(Bloomberg) -- Peru’s central bank President Julio Velarde indicated that policy makers were unlikely to cut interest rates next week, even though inflation may briefly drop below the target range in March for the first time in seven years.
Before reducing borrowing costs in September, July and May, “we were almost saying we were probably about to cut next month -- we have not said that in the last communique,” Velarde said in an interview in London.
Peru’s inflation rate fell for the second consecutive month in October, reaching 2 percent, the mid-point of the target range, largely due to a decline in food prices that had spiked after floods early in the year. Price-growth may fall even lower. Inflation in March was the fastest in more than two decades, so the year-on-year comparison at the same month next year will lead to a low reading, Velarde said.

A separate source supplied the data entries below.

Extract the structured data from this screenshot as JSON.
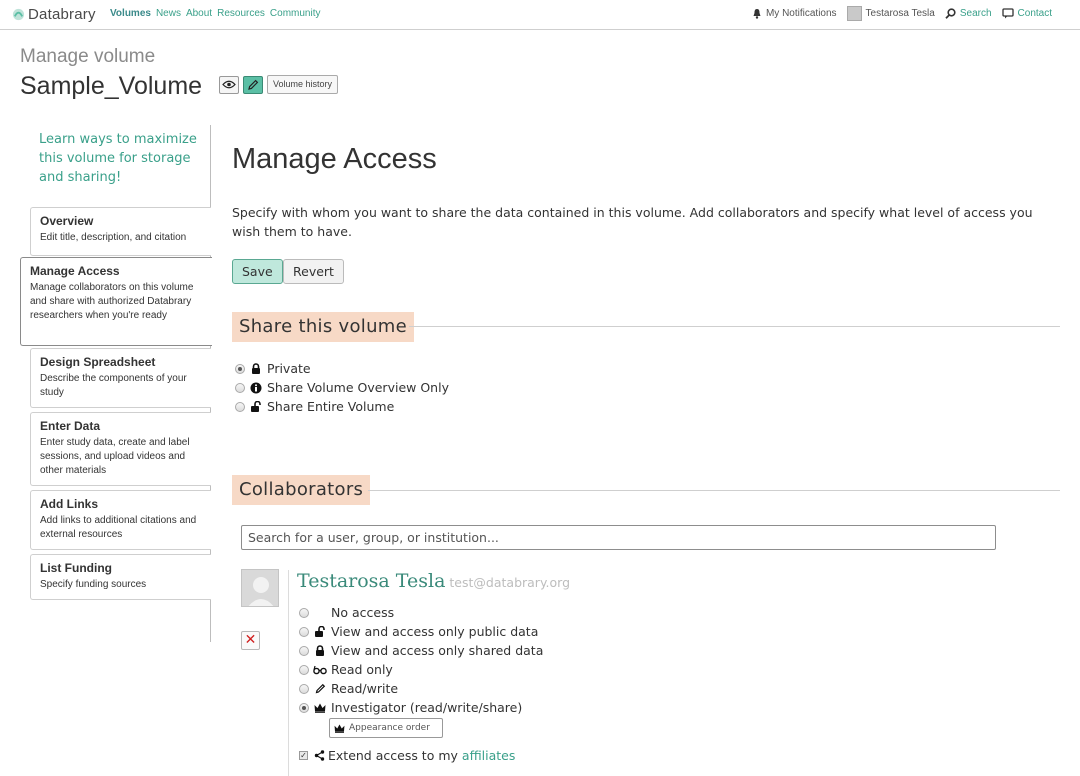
{
  "nav": {
    "brand": "Databrary",
    "links": [
      "Volumes",
      "News",
      "About",
      "Resources",
      "Community"
    ],
    "notifications": "My Notifications",
    "user": "Testarosa Tesla",
    "search": "Search",
    "contact": "Contact"
  },
  "header": {
    "subtitle": "Manage volume",
    "title": "Sample_Volume",
    "history_button": "Volume history"
  },
  "sidebar": {
    "intro": "Learn ways to maximize this volume for storage and sharing!",
    "items": [
      {
        "label": "Overview",
        "desc": "Edit title, description, and citation"
      },
      {
        "label": "Manage Access",
        "desc": "Manage collaborators on this volume and share with authorized Databrary researchers when you're ready"
      },
      {
        "label": "Design Spreadsheet",
        "desc": "Describe the components of your study"
      },
      {
        "label": "Enter Data",
        "desc": "Enter study data, create and label sessions, and upload videos and other materials"
      },
      {
        "label": "Add Links",
        "desc": "Add links to additional citations and external resources"
      },
      {
        "label": "List Funding",
        "desc": "Specify funding sources"
      }
    ]
  },
  "main": {
    "title": "Manage Access",
    "description": "Specify with whom you want to share the data contained in this volume. Add collaborators and specify what level of access you wish them to have.",
    "save_label": "Save",
    "revert_label": "Revert",
    "share_heading": "Share this volume",
    "share_options": [
      "Private",
      "Share Volume Overview Only",
      "Share Entire Volume"
    ],
    "share_selected": "Private",
    "collab_heading": "Collaborators",
    "search_placeholder": "Search for a user, group, or institution...",
    "collaborator": {
      "name": "Testarosa Tesla",
      "email": "test@databrary.org",
      "access_options": [
        "No access",
        "View and access only public data",
        "View and access only shared data",
        "Read only",
        "Read/write",
        "Investigator (read/write/share)"
      ],
      "access_selected": "Investigator (read/write/share)",
      "order_placeholder": "Appearance order",
      "extend_text": "Extend access to my",
      "extend_link": "affiliates",
      "extend_checked": true
    }
  },
  "colors": {
    "teal": "#3aa08a",
    "section_bg": "#f7d9c6",
    "save_bg": "#bfe8dc"
  }
}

“We expect inflation to finish around 2 percent this year and next, with the lowest point probably being March next year and that will be around 1 percent, maybe slightly below,” Velarde said. “It’s not important because in the next two months it’ll probably be above 1 percent again.”
The recent decline in inflation is not yet fully reflected in analyst expectations, the central bank president said. Economists expect consumer prices to rise 2.81 percent over the next 12 months, according to a bank survey last month. The next survey is due out today.

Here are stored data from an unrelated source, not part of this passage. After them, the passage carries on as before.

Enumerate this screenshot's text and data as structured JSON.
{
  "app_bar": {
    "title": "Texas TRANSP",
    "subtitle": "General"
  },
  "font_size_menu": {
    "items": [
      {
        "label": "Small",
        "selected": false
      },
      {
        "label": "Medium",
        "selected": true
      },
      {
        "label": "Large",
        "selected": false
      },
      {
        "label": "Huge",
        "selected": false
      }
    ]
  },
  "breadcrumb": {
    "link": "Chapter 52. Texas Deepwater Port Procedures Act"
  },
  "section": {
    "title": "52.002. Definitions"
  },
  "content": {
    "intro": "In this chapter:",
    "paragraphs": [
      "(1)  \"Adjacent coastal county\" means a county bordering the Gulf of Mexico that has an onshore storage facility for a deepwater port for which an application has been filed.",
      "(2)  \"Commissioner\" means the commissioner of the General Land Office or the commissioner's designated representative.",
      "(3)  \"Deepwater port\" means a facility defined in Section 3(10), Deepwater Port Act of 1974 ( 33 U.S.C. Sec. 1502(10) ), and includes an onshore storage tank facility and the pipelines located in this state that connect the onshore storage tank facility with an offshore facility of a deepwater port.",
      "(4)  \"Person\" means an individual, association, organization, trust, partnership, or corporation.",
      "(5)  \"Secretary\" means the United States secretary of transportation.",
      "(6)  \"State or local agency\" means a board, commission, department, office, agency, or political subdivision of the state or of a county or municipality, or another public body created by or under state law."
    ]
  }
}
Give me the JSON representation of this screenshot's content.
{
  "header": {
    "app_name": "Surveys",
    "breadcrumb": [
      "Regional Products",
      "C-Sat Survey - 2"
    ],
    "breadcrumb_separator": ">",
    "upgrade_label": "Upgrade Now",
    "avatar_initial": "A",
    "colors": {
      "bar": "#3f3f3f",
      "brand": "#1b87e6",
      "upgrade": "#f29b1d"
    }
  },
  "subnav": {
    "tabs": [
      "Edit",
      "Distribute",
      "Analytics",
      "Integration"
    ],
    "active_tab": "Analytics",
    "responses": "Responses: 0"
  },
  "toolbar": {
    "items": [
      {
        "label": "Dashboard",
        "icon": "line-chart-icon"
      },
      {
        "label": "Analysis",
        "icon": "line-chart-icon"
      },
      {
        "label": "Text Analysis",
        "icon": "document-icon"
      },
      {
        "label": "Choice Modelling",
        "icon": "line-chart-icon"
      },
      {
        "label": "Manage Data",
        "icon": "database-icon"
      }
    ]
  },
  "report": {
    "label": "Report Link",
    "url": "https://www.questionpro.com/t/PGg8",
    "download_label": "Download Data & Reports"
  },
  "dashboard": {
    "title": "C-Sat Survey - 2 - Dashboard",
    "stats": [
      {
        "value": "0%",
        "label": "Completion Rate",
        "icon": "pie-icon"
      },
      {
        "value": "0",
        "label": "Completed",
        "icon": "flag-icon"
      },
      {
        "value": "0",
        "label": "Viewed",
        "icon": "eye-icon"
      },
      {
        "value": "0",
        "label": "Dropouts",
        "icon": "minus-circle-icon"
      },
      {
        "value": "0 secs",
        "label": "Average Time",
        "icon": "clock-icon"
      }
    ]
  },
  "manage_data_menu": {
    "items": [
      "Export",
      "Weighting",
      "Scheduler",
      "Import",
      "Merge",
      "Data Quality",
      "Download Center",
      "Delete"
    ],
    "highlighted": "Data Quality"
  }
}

The central bank will watch the “evolution in activity, inflation expectations and inflation itself” for its rate decisions in the next few months, Velarde said.
Policy makers maintained the benchmark lending rate at 3.5 percent on Oct. 12, matching the estimates of 10 of 12 economists surveyed by Bloomberg, as they weigh the impact of the three rate cuts in the previous five months and growing evidence an economic recovery has taken hold.
The government expects the economy to grow 4.2 percent next year, up from 2.8 percent in 2017.
“Investors are seeing signals of growth in demand and growth itself so they are responding to that, and there’s a change in expectations which is driving more investments,” Velarde said.
A rally in metal prices, especially copper and zinc, coupled with capital inflows into emerging markets, helped the Peruvian sol gain 3.3 percent so far this year, the third-best performance among Latin American currencies. The current level “seems to be close” to fair value, Velarde said.